Karena hanya kebekuan yang susah memaafkan
-Sudjiwo Tejo-
Ridwan tahu Isabel sudah mempersiapkan special dinner di rooftoop sebuah hotel ini dengan sebaik-baiknya. Namun, meskipun begitu raut gelisah Isabel tetap tidak bisa disembunyikan di balik riasan cantik wajahnya. Ridwan tidak tahu mengapa Isabel begitu gelisah malam ini, tetapi Ridwan juga tidak peduli.
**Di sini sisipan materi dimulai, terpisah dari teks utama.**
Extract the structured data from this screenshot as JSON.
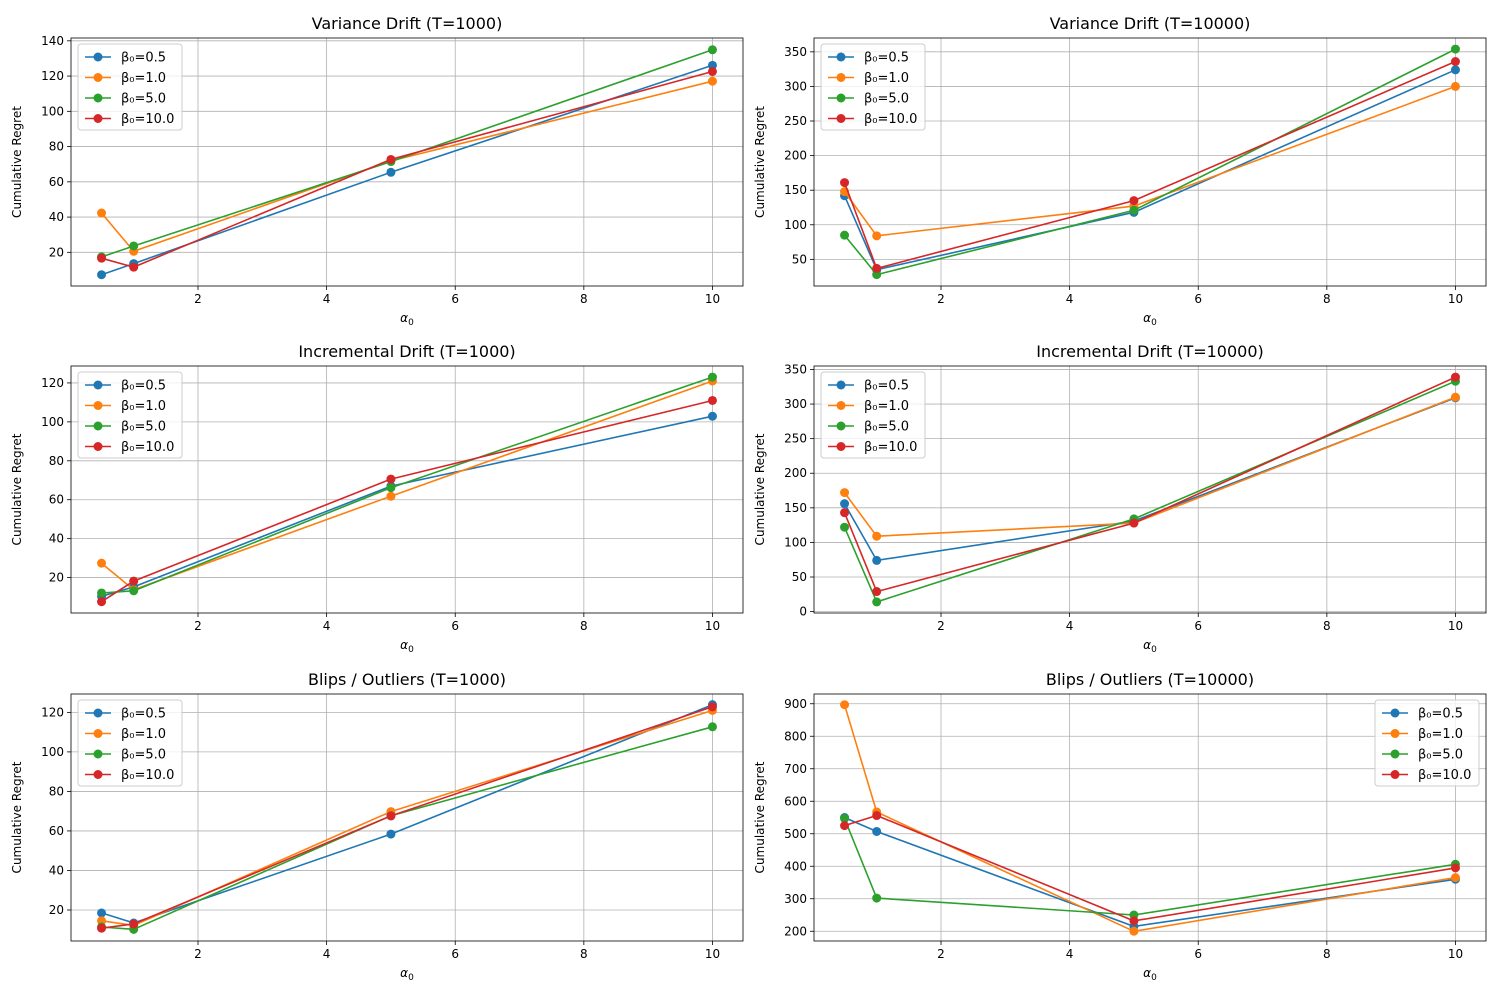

Apapun perkiraan Isabel malam ini, entah Ridwan akan melamarnya atau mungkin dia sudah tahu kalau Ridwan akan memutuskannya, Ridwan akan tetap melanjutkan keputusannya malam ini.
Usai makan dan mengobrol biasa soal keadaan masing-masing, Isabel menyodorkan segelas wine kepada Ridwan, Ridwan menolak. Isabel meletakkan kembali gelas itu di meja tanpa kata-kata. Kegugupannya terasa semakin menjadi-jadi.
Ridwan menumpukan kedua sikunya di meja lalu memulai pembicaraan:
“Kamu tahu hubungan kita sudah terlalu lama, Bel.”
Isabel menganggukkan kepalanya. Matanya yang tersembunyi di balik bulu mata palsu yang lentik tidak berkedip menatap Ridwan.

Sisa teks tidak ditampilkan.